Fig. 1: Model results predict that immune suppression is the dominant escape mechanism. | Nature Communications

Fig. 1: Model results predict that immune suppression is the dominant escape mechanism.

From: Immunosuppressive niche engineering at the onset of human colorectal cancer

Fig. 1: Model results predict that immune suppression is the dominant escape mechanism.The alt text for this image may have been generated using AI.
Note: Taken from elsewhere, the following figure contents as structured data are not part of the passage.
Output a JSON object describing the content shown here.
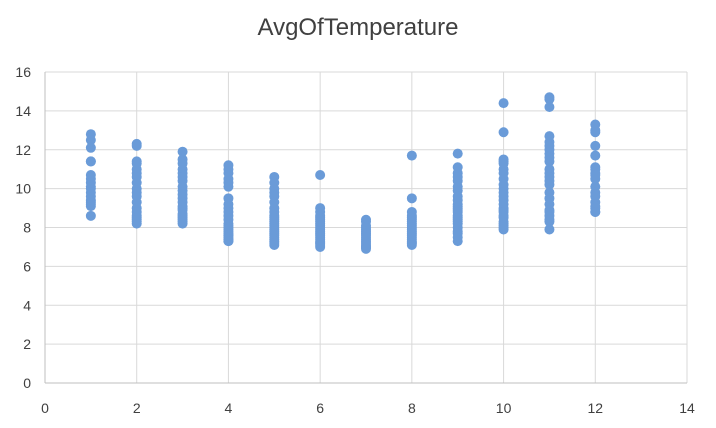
{
  "chart_data": {
    "type": "scatter",
    "title": "AvgOfTemperature",
    "xlabel": "",
    "ylabel": "",
    "xlim": [
      0,
      14
    ],
    "ylim": [
      0,
      16
    ],
    "x_ticks": [
      0,
      2,
      4,
      6,
      8,
      10,
      12,
      14
    ],
    "y_ticks": [
      0,
      2,
      4,
      6,
      8,
      10,
      12,
      14,
      16
    ],
    "grid": "both",
    "legend": "none",
    "marker_color": "#6a9bd8",
    "series": [
      {
        "x": [
          1,
          1,
          1,
          1,
          1,
          1,
          1,
          1,
          1,
          1,
          1,
          1,
          1,
          1,
          1,
          1,
          1,
          2,
          2,
          2,
          2,
          2,
          2,
          2,
          2,
          2,
          2,
          2,
          2,
          2,
          2,
          2,
          2,
          2,
          2,
          2,
          3,
          3,
          3,
          3,
          3,
          3,
          3,
          3,
          3,
          3,
          3,
          3,
          3,
          3,
          3,
          3,
          3,
          3,
          3,
          3,
          3,
          4,
          4,
          4,
          4,
          4,
          4,
          4,
          4,
          4,
          4,
          4,
          4,
          4,
          4,
          4,
          4,
          4,
          4,
          4,
          4,
          4,
          4,
          4,
          4,
          4,
          5,
          5,
          5,
          5,
          5,
          5,
          5,
          5,
          5,
          5,
          5,
          5,
          5,
          5,
          5,
          5,
          5,
          5,
          5,
          5,
          5,
          5,
          5,
          5,
          6,
          6,
          6,
          6,
          6,
          6,
          6,
          6,
          6,
          6,
          6,
          6,
          6,
          6,
          6,
          6,
          6,
          6,
          6,
          6,
          6,
          7,
          7,
          7,
          7,
          7,
          7,
          7,
          7,
          7,
          7,
          7,
          7,
          7,
          7,
          7,
          7,
          8,
          8,
          8,
          8,
          8,
          8,
          8,
          8,
          8,
          8,
          8,
          8,
          8,
          8,
          8,
          8,
          8,
          8,
          8,
          8,
          9,
          9,
          9,
          9,
          9,
          9,
          9,
          9,
          9,
          9,
          9,
          9,
          9,
          9,
          9,
          9,
          9,
          9,
          9,
          9,
          9,
          9,
          9,
          9,
          10,
          10,
          10,
          10,
          10,
          10,
          10,
          10,
          10,
          10,
          10,
          10,
          10,
          10,
          10,
          10,
          10,
          10,
          10,
          10,
          10,
          10,
          10,
          10,
          11,
          11,
          11,
          11,
          11,
          11,
          11,
          11,
          11,
          11,
          11,
          11,
          11,
          11,
          11,
          11,
          11,
          11,
          11,
          11,
          11,
          11,
          11,
          11,
          12,
          12,
          12,
          12,
          12,
          12,
          12,
          12,
          12,
          12,
          12,
          12,
          12,
          12,
          12,
          12,
          12,
          12
        ],
        "y": [
          12.8,
          12.5,
          12.1,
          11.4,
          11.4,
          10.7,
          10.5,
          10.3,
          10.1,
          10.0,
          9.8,
          9.6,
          9.4,
          9.3,
          9.2,
          9.1,
          8.6,
          12.3,
          12.2,
          11.4,
          11.3,
          11.0,
          10.8,
          10.6,
          10.3,
          10.0,
          9.8,
          9.6,
          9.3,
          9.0,
          8.8,
          8.6,
          8.5,
          8.4,
          8.3,
          8.2,
          11.9,
          11.5,
          11.3,
          11.0,
          10.8,
          10.6,
          10.4,
          10.1,
          9.9,
          9.7,
          9.5,
          9.3,
          9.1,
          9.0,
          8.9,
          8.7,
          8.6,
          8.5,
          8.4,
          8.3,
          8.2,
          11.2,
          11.0,
          10.8,
          10.5,
          10.3,
          10.1,
          9.5,
          9.2,
          9.0,
          8.8,
          8.6,
          8.4,
          8.2,
          8.1,
          8.0,
          7.9,
          7.8,
          7.7,
          7.6,
          7.6,
          7.5,
          7.4,
          7.4,
          7.3,
          7.3,
          10.6,
          10.3,
          10.0,
          9.8,
          9.6,
          9.3,
          9.0,
          8.8,
          8.6,
          8.5,
          8.4,
          8.3,
          8.2,
          8.1,
          8.0,
          7.9,
          7.8,
          7.7,
          7.6,
          7.5,
          7.4,
          7.3,
          7.2,
          7.1,
          10.7,
          9.0,
          8.8,
          8.6,
          8.5,
          8.4,
          8.3,
          8.2,
          8.1,
          8.0,
          7.9,
          7.8,
          7.7,
          7.6,
          7.5,
          7.4,
          7.3,
          7.2,
          7.2,
          7.1,
          7.0,
          8.4,
          8.3,
          8.1,
          8.0,
          7.9,
          7.8,
          7.7,
          7.6,
          7.5,
          7.4,
          7.3,
          7.2,
          7.1,
          7.0,
          7.0,
          6.9,
          11.7,
          9.5,
          8.8,
          8.6,
          8.5,
          8.4,
          8.3,
          8.2,
          8.1,
          8.0,
          7.9,
          7.8,
          7.7,
          7.6,
          7.5,
          7.4,
          7.3,
          7.2,
          7.2,
          7.1,
          11.8,
          11.1,
          10.8,
          10.6,
          10.4,
          10.1,
          9.9,
          9.6,
          9.4,
          9.2,
          9.1,
          9.0,
          8.9,
          8.8,
          8.6,
          8.5,
          8.4,
          8.3,
          8.2,
          8.0,
          7.8,
          7.7,
          7.5,
          7.3,
          14.4,
          12.9,
          11.5,
          11.4,
          11.3,
          11.0,
          10.8,
          10.5,
          10.2,
          10.0,
          9.8,
          9.6,
          9.4,
          9.2,
          9.0,
          8.9,
          8.8,
          8.6,
          8.5,
          8.3,
          8.2,
          8.1,
          8.0,
          7.9,
          14.7,
          14.6,
          14.2,
          12.7,
          12.4,
          12.2,
          12.0,
          11.8,
          11.6,
          11.4,
          11.0,
          10.8,
          10.6,
          10.4,
          10.2,
          9.8,
          9.5,
          9.2,
          8.9,
          8.8,
          8.6,
          8.4,
          8.3,
          7.9,
          13.3,
          13.0,
          12.9,
          12.2,
          11.7,
          11.1,
          11.0,
          10.8,
          10.7,
          10.5,
          10.1,
          9.8,
          9.6,
          9.3,
          9.1,
          9.0,
          8.8,
          8.8
        ]
      }
    ]
  }
}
a Maximum size (i.e., number of cells) of each strategy for different values of suppression (S, σ, columns), blockade (B, ϕ, rows), and antigenicity (inset x-axes). Red dots indicate that the population is eliminated by immune predation, highlighting that clones must have some way to avoid immune predation, either by having low antigenicity (Get Lucky) or actively mitigating attack (Get Smart). As population growth was simulated using an epithelial division rate, these results indicate immune escape should be an early event if the clone is to survive increased predation due to the accumulation of neoantigens associated with the mutation. b, c Outcome of competition, where “Co” means neither strategy would go extinct and could co-exist, “N”, indicates either strategy could win, but the one that does must have a larger starting population size, and “X” means that neither population survived immune predation. b Outcomes of competition between Get Lucky (GL) and Get Smart (GS), over a range of suppression values (S, σ), blockade values (B, ϕ), and antigenicities (γ), such that for GL σ = 0, ϕ = 0, and for GS 0 ≤ ϕ ≤ 1, 0 ≤ ϕ ≤ 1. Get Smart wins out over Get Lucky 71% of the time (7778 out of 11025 parameter combinations). c Outcomes of competition between Suppression (S) and Blockade (B), over a range of suppression values (S, σ), blockade values (B, ϕ), and antigenicities (γ), such that for P σ = 0, 0 ≤ ϕ ≤ 1, and for S ϕ = 0, 0 ≤ σ ≤ 1. Out of the 11,025 parameter combinations, Suppression (S) wins the majority of the time, 55% (6047 parameter combinations), with Blockade (B) winning 17% of the time (1862 parameter combinations). Combined, these results highlight that Get Smart almost always wins out over Get Lucky, while Suppression wins against Blockade. This indicates that having an immune escape strategy (Get Smart), particularly immune suppression, significantly increases a clone’s fitness, allowing it to sweep through the population, often by engineering an immunosuppressive niche.